We use the jen code generation library for generating the go types that represent resources as Kubernetes CRDs (processed by controller-gen and angryjet). For the encode/decode/compare methods, we found that stock go templates were more legible. Our go templates make heavy use of the ability to invoke a method on a template argument, with each Field recursively triggering the rendering of the functions for its child Fields in this fashion. Recursion is the name of the game in the code generation process, but the resulting code is decidedly non-recursive and hopefully easy to follow. For instance if you have a Block Foo with a NestedBlock Bar and Attribute Baz, the resulting encode.go would look like this:

func (e *ctyEncoder) EncodeCty(mr resource.Managed, schema *providers.Schema) (cty.Value, error) {
	r := mr.(*Foo)
	return EncodeFoo(*r), nil
}

func EncodeFoo(r Foo) cty.Value {
	ctyVal := make(map[string]cty.Value)
            EncodeFoo_Bar(r.Spec.ForProvider.Bar, ctyVal)
	en := meta.GetExternalName(&r)
	ctyVal["id"] = cty.StringVal(en)
	return cty.ObjectVal(ctyVal)
}

func EncodeFoo_Bar(p Bar, vals map[string]cty.Value) {
	valsForCollection := make([]cty.Value, 1)
	ctyVal := make(map[string]cty.Value)
	EncodeFoo_Bar_Baz(p, ctyVal)
	valsForCollection[0] = cty.ObjectVal(ctyVal)
	if len(valsForCollection) == 0 {
		vals["bar"] = cty.ListValEmpty(cty.EmptyObject)
	} else {
		vals["bar"] = cty.ListVal(valsForCollection)
	}
}

func EncodeFoo_Bar_Baz(p Bar, vals map[string]cty.Value) {
	vals["baz"] = cty.BoolVal(p.Baz)
}

By unfolding the tree processing into discrete functions per-value, and always passing by reference, the code generator is able to make assumptions about how values will be passed through at each level and remain relatively simple. For a more complete example of what generated code looks like for a real resource type, check out the vSphere VirtualMachine resource: types.go, decode.go, encode.go, compare.go. With the Implementation interface fulfilled, plus some additional generated boilerplate to wire everything up for initialization, we’ve got a provider!

The result of all this tooling is that no custom code specific to the vSphere provider needs to be written in order to support all of its resource types. We are building a workflow where adding a new provider is as simple as copying a template repository, filling out a yaml file with metadata about the provider, and running go generate. The result is still highly experimental, and there are many rough edges to work on and bugs to uncover, which is where I’d like to ask anyone who currently manages this class of vSphere resources with terraform to kick the tires and give us some feedback on the experience. Just be careful, because this still hasn’t run against a real vSphere instance! Shout out to vcsim and kind for enabling us to test without leaving the comfort of localhost.

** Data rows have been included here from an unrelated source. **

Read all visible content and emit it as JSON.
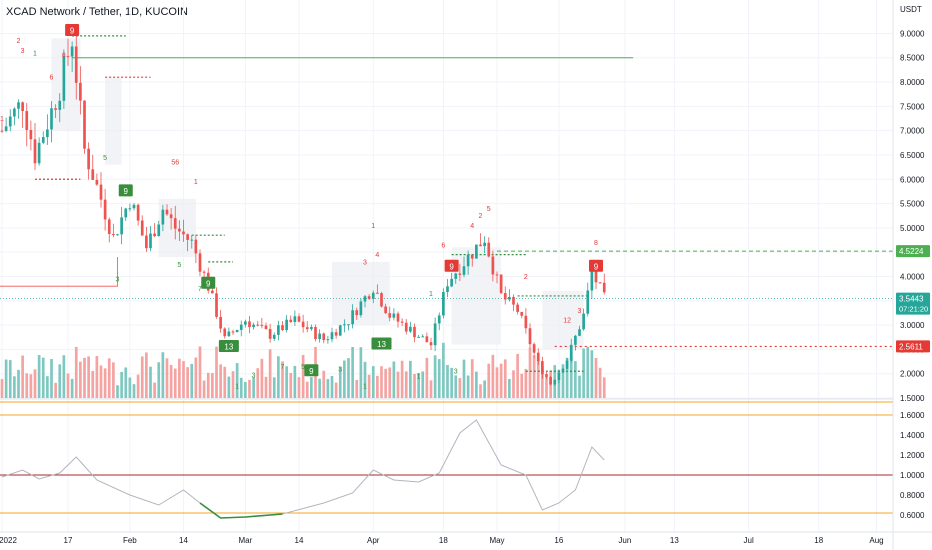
{
  "header": {
    "title": "XCAD Network / Tether, 1D, KUCOIN"
  },
  "price_axis": {
    "currency": "USDT",
    "ticks": [
      "9.0000",
      "8.5000",
      "8.0000",
      "7.5000",
      "7.0000",
      "6.5000",
      "6.0000",
      "5.5000",
      "5.0000",
      "4.5000",
      "4.0000",
      "3.5000",
      "3.0000",
      "2.5000",
      "2.0000",
      "1.5000"
    ]
  },
  "indicator_axis": {
    "ticks": [
      "1.6000",
      "1.4000",
      "1.2000",
      "1.0000",
      "0.8000",
      "0.6000"
    ]
  },
  "time_axis": {
    "ticks": [
      "2022",
      "17",
      "Feb",
      "14",
      "Mar",
      "14",
      "Apr",
      "18",
      "May",
      "16",
      "Jun",
      "13",
      "Jul",
      "18",
      "Aug"
    ]
  },
  "badges": {
    "resistance": "4.5224",
    "last_price": "3.5443",
    "countdown": "07:21:20",
    "support": "2.5611"
  },
  "colors": {
    "up": "#26a69a",
    "down": "#ef5350",
    "volume_up": "#7fc8c1",
    "volume_down": "#f4a3a1",
    "td_green": "#388e3c",
    "td_red": "#e53935",
    "res_line": "#4caf50",
    "orange": "#f5a623",
    "indicator_line": "#b2b5be",
    "indicator_red": "#a52a2a",
    "grid": "#f0f3fa"
  },
  "chart_data": [
    {
      "type": "candlestick",
      "title": "XCAD Network / Tether, 1D, KUCOIN",
      "ylabel": "USDT",
      "ylim": [
        1.5,
        9.4
      ],
      "x_range": [
        "2022-01-01",
        "2022-08-05"
      ],
      "series": [
        {
          "name": "XCAD/USDT",
          "ohlc_keypoints": [
            {
              "x": "2022-01-01",
              "y": 7.0
            },
            {
              "x": "2022-01-06",
              "y": 7.6
            },
            {
              "x": "2022-01-09",
              "y": 6.5
            },
            {
              "x": "2022-01-13",
              "y": 7.4
            },
            {
              "x": "2022-01-15",
              "y": 7.9
            },
            {
              "x": "2022-01-18",
              "y": 8.9
            },
            {
              "x": "2022-01-21",
              "y": 6.6
            },
            {
              "x": "2022-01-25",
              "y": 5.6
            },
            {
              "x": "2022-01-28",
              "y": 4.8
            },
            {
              "x": "2022-02-01",
              "y": 5.6
            },
            {
              "x": "2022-02-05",
              "y": 4.6
            },
            {
              "x": "2022-02-09",
              "y": 5.4
            },
            {
              "x": "2022-02-12",
              "y": 5.0
            },
            {
              "x": "2022-02-16",
              "y": 4.7
            },
            {
              "x": "2022-02-20",
              "y": 3.8
            },
            {
              "x": "2022-02-24",
              "y": 2.7
            },
            {
              "x": "2022-03-01",
              "y": 3.1
            },
            {
              "x": "2022-03-07",
              "y": 2.8
            },
            {
              "x": "2022-03-13",
              "y": 3.1
            },
            {
              "x": "2022-03-20",
              "y": 2.7
            },
            {
              "x": "2022-03-26",
              "y": 3.1
            },
            {
              "x": "2022-04-01",
              "y": 3.8
            },
            {
              "x": "2022-04-05",
              "y": 3.2
            },
            {
              "x": "2022-04-10",
              "y": 2.9
            },
            {
              "x": "2022-04-15",
              "y": 2.6
            },
            {
              "x": "2022-04-19",
              "y": 3.9
            },
            {
              "x": "2022-04-23",
              "y": 4.3
            },
            {
              "x": "2022-04-28",
              "y": 4.8
            },
            {
              "x": "2022-05-02",
              "y": 3.6
            },
            {
              "x": "2022-05-06",
              "y": 3.3
            },
            {
              "x": "2022-05-11",
              "y": 2.2
            },
            {
              "x": "2022-05-14",
              "y": 1.8
            },
            {
              "x": "2022-05-18",
              "y": 2.3
            },
            {
              "x": "2022-05-22",
              "y": 3.2
            },
            {
              "x": "2022-05-24",
              "y": 4.1
            },
            {
              "x": "2022-05-27",
              "y": 3.54
            }
          ]
        }
      ],
      "levels": [
        {
          "name": "resistance",
          "y": 4.5224
        },
        {
          "name": "support",
          "y": 2.5611
        },
        {
          "name": "top line",
          "y": 8.5
        }
      ],
      "volume": "bars beneath price, colored by candle direction"
    },
    {
      "type": "line",
      "ylim": [
        0.45,
        1.7
      ],
      "series": [
        {
          "name": "indicator",
          "points": [
            {
              "x": "2022-01-01",
              "y": 0.98
            },
            {
              "x": "2022-01-06",
              "y": 1.05
            },
            {
              "x": "2022-01-10",
              "y": 0.96
            },
            {
              "x": "2022-01-15",
              "y": 1.02
            },
            {
              "x": "2022-01-19",
              "y": 1.18
            },
            {
              "x": "2022-01-24",
              "y": 0.95
            },
            {
              "x": "2022-02-01",
              "y": 0.8
            },
            {
              "x": "2022-02-08",
              "y": 0.7
            },
            {
              "x": "2022-02-14",
              "y": 0.85
            },
            {
              "x": "2022-02-18",
              "y": 0.72
            },
            {
              "x": "2022-02-23",
              "y": 0.57
            },
            {
              "x": "2022-03-01",
              "y": 0.58
            },
            {
              "x": "2022-03-10",
              "y": 0.61
            },
            {
              "x": "2022-03-20",
              "y": 0.72
            },
            {
              "x": "2022-03-27",
              "y": 0.82
            },
            {
              "x": "2022-04-01",
              "y": 1.05
            },
            {
              "x": "2022-04-06",
              "y": 0.95
            },
            {
              "x": "2022-04-12",
              "y": 0.93
            },
            {
              "x": "2022-04-17",
              "y": 1.02
            },
            {
              "x": "2022-04-22",
              "y": 1.42
            },
            {
              "x": "2022-04-26",
              "y": 1.55
            },
            {
              "x": "2022-05-02",
              "y": 1.1
            },
            {
              "x": "2022-05-08",
              "y": 1.0
            },
            {
              "x": "2022-05-12",
              "y": 0.65
            },
            {
              "x": "2022-05-16",
              "y": 0.72
            },
            {
              "x": "2022-05-20",
              "y": 0.85
            },
            {
              "x": "2022-05-24",
              "y": 1.28
            },
            {
              "x": "2022-05-27",
              "y": 1.15
            }
          ]
        }
      ],
      "levels": [
        {
          "name": "upper",
          "y": 1.6
        },
        {
          "name": "middle",
          "y": 1.0
        },
        {
          "name": "lower",
          "y": 0.62
        }
      ]
    }
  ],
  "td_labels": [
    {
      "t": "9",
      "x": "2022-01-18",
      "y": 9.05,
      "c": "red",
      "boxed": true
    },
    {
      "t": "9",
      "x": "2022-01-31",
      "y": 5.75,
      "c": "green",
      "boxed": true
    },
    {
      "t": "9",
      "x": "2022-02-20",
      "y": 3.85,
      "c": "green",
      "boxed": true
    },
    {
      "t": "13",
      "x": "2022-02-25",
      "y": 2.55,
      "c": "green",
      "boxed": true
    },
    {
      "t": "9",
      "x": "2022-03-17",
      "y": 2.05,
      "c": "green",
      "boxed": true
    },
    {
      "t": "13",
      "x": "2022-04-03",
      "y": 2.6,
      "c": "green",
      "boxed": true
    },
    {
      "t": "9",
      "x": "2022-04-20",
      "y": 4.2,
      "c": "red",
      "boxed": true
    },
    {
      "t": "9",
      "x": "2022-05-25",
      "y": 4.2,
      "c": "red",
      "boxed": true
    },
    {
      "t": "1",
      "x": "2022-01-01",
      "y": 7.2,
      "c": "red"
    },
    {
      "t": "2",
      "x": "2022-01-05",
      "y": 8.8,
      "c": "red"
    },
    {
      "t": "3",
      "x": "2022-01-06",
      "y": 8.6,
      "c": "red"
    },
    {
      "t": "1",
      "x": "2022-01-09",
      "y": 8.55,
      "c": "green"
    },
    {
      "t": "8",
      "x": "2022-01-16",
      "y": 8.5,
      "c": "red"
    },
    {
      "t": "6",
      "x": "2022-01-13",
      "y": 8.05,
      "c": "red"
    },
    {
      "t": "5",
      "x": "2022-01-26",
      "y": 6.4,
      "c": "green"
    },
    {
      "t": "56",
      "x": "2022-02-12",
      "y": 6.3,
      "c": "red"
    },
    {
      "t": "1",
      "x": "2022-02-17",
      "y": 5.9,
      "c": "red"
    },
    {
      "t": "3",
      "x": "2022-01-29",
      "y": 3.9,
      "c": "green"
    },
    {
      "t": "5",
      "x": "2022-02-13",
      "y": 4.2,
      "c": "green"
    },
    {
      "t": "7",
      "x": "2022-02-18",
      "y": 3.7,
      "c": "green"
    },
    {
      "t": "1",
      "x": "2022-02-27",
      "y": 1.7,
      "c": "green"
    },
    {
      "t": "3",
      "x": "2022-03-03",
      "y": 1.92,
      "c": "green"
    },
    {
      "t": "7",
      "x": "2022-03-10",
      "y": 2.1,
      "c": "green"
    },
    {
      "t": "5",
      "x": "2022-03-15",
      "y": 2.1,
      "c": "green"
    },
    {
      "t": "3",
      "x": "2022-03-24",
      "y": 2.05,
      "c": "green"
    },
    {
      "t": "1",
      "x": "2022-03-30",
      "y": 1.7,
      "c": "green"
    },
    {
      "t": "1",
      "x": "2022-04-01",
      "y": 5.0,
      "c": "green"
    },
    {
      "t": "3",
      "x": "2022-03-30",
      "y": 4.25,
      "c": "red"
    },
    {
      "t": "4",
      "x": "2022-04-02",
      "y": 4.4,
      "c": "red"
    },
    {
      "t": "1",
      "x": "2022-04-12",
      "y": 1.9,
      "c": "green"
    },
    {
      "t": "3",
      "x": "2022-04-21",
      "y": 2.0,
      "c": "green"
    },
    {
      "t": "1",
      "x": "2022-04-15",
      "y": 3.6,
      "c": "green"
    },
    {
      "t": "2",
      "x": "2022-04-27",
      "y": 5.2,
      "c": "red"
    },
    {
      "t": "5",
      "x": "2022-04-29",
      "y": 5.35,
      "c": "red"
    },
    {
      "t": "6",
      "x": "2022-04-18",
      "y": 4.6,
      "c": "red"
    },
    {
      "t": "4",
      "x": "2022-04-25",
      "y": 5.0,
      "c": "red"
    },
    {
      "t": "2",
      "x": "2022-05-08",
      "y": 3.95,
      "c": "red"
    },
    {
      "t": "8",
      "x": "2022-05-25",
      "y": 4.65,
      "c": "red"
    },
    {
      "t": "12",
      "x": "2022-05-18",
      "y": 3.05,
      "c": "red"
    },
    {
      "t": "3",
      "x": "2022-05-21",
      "y": 3.25,
      "c": "red"
    }
  ]
}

Huge shout out to everyone out there in the open source community who has made this work possible. Thank you to Upbound for the willingness to take a risk on such a gnarly endeavor, Hashicorp for blazing this trail and the generosity to build terraform in open source, and the terraform contributors who have built up an amazing library of code to normalize a raging sea of irregular infrastructure APIs.